CO₂ emission from fossil fuel combustion is one of the most common causes of global warming accounting for 36 Mton per year. When renewable hydrogen is available, the catalytic hydrogenation of CO₂ to methane or CO is an efficient way to reduce CO₂ emissions, considering the forecasted increase in energy demand. In this field, heterogeneous catalysis plays a crucial role in the development of such technologies. Among noble and transition metals, supported nickel and ruthenium catalysts are the most promising candidates for CO₂ methanation reaction; nickel is preferred for its high activity and relatively low cost while ruthenium is generally targeted for low-temperature applications. However, the role of support plays a central role in the activity and stability of the investigated materials. CO₂ hydrogenation catalysts are generally supported on various oxides such as Al2O3, SiO2, ZrO2, and CeO2 with quite variable loadings (5-50 wt% and 0.3-5 wt% for Ni and Ru, respectively) and suitable promoters.
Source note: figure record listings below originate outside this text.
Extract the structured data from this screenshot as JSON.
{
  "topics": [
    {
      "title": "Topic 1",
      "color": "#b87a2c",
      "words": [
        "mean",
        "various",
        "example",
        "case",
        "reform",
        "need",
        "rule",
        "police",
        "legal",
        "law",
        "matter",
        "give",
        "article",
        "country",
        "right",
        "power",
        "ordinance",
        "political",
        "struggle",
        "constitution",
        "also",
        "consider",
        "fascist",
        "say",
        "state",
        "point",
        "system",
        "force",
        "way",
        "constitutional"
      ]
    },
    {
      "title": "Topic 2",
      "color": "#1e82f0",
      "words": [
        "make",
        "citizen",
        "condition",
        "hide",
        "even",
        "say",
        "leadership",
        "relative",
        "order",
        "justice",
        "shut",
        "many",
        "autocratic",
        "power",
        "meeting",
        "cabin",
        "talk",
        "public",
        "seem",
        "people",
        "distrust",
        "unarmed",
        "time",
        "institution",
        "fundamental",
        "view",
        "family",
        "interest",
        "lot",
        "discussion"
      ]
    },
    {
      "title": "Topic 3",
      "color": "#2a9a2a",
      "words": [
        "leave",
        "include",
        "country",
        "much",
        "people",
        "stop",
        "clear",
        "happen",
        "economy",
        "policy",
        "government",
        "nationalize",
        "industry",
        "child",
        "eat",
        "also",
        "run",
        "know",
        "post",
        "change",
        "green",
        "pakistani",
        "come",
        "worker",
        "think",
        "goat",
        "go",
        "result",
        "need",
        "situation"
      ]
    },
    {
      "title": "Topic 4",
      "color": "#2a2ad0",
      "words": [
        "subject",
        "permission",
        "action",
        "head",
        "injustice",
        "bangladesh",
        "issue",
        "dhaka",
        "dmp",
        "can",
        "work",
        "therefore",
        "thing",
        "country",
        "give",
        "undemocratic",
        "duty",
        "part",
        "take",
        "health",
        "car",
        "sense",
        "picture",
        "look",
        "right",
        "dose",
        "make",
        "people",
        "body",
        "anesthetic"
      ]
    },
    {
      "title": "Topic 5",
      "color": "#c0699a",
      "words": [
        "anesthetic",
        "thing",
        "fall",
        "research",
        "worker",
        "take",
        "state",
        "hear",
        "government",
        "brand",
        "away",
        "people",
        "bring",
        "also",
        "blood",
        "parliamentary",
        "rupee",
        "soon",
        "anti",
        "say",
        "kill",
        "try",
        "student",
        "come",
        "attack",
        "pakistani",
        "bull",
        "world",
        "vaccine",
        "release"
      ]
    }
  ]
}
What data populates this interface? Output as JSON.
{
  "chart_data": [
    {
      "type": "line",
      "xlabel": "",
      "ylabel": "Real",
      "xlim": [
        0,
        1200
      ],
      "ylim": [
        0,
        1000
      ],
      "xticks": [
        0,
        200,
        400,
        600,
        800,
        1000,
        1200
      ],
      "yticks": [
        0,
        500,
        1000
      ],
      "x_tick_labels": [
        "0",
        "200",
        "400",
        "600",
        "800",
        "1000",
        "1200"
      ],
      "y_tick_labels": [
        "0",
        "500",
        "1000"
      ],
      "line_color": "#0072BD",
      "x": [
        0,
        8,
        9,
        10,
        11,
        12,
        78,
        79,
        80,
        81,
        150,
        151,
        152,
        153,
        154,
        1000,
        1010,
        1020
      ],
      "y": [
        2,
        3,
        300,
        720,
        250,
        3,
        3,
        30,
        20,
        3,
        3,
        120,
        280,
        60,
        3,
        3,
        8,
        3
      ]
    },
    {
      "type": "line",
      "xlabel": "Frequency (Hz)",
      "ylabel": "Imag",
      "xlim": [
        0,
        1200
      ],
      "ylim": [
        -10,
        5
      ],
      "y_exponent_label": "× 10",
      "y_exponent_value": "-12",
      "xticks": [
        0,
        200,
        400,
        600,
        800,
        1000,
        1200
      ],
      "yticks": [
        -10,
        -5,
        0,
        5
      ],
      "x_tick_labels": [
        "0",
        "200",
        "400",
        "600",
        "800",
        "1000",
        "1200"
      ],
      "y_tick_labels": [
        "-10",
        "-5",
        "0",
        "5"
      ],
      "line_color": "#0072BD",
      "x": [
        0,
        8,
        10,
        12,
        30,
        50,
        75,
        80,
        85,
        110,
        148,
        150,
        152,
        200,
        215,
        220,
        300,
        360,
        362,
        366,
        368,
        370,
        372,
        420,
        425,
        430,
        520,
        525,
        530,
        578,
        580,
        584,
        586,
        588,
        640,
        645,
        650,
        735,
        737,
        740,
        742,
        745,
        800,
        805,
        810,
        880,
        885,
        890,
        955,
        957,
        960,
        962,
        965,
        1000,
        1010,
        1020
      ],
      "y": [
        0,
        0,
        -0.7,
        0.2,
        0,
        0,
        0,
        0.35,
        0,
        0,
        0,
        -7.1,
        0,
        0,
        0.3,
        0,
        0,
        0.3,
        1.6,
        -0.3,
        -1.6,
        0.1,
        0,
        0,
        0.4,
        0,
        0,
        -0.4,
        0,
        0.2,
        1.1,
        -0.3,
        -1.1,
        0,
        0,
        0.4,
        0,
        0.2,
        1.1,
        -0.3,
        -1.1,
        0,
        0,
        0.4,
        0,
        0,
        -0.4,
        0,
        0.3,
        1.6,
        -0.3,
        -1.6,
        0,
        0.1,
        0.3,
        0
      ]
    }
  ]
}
Carbon-supported catalysts are of timely interest for different green chemistry reactions and have been investigated in ethanol steam reforming reactions, organic oxygenated hydrogenation/dehydrogenation, etc. In addition, graphene-based materials have gained attention for dispersing monometallic and bimetallic nanoparticles, showing, in some cases, remarkable catalytic performances even though metal oxidation state and interaction with the support are still matters of debate. However, studies that use graphene as catalyst support in the heterogeneous catalysis field are still limited. This thesis focused not only on improving the performance of well-established catalysts for CO₂ hydrogenation, particularly for CO₂ methanation but also on designing and evaluating novel carbon-based catalysts. The objective was to explore their advantages and limitations, contributing to the development of more efficient and sustainable catalytic systems. Additionally, cutting-edge methods for synthesizing suitable carbon-based supports were reviewed and implemented to identify the most effective, cost-efficient, and sustainable approach, ensuring a comprehensive process from conceptualization to final application.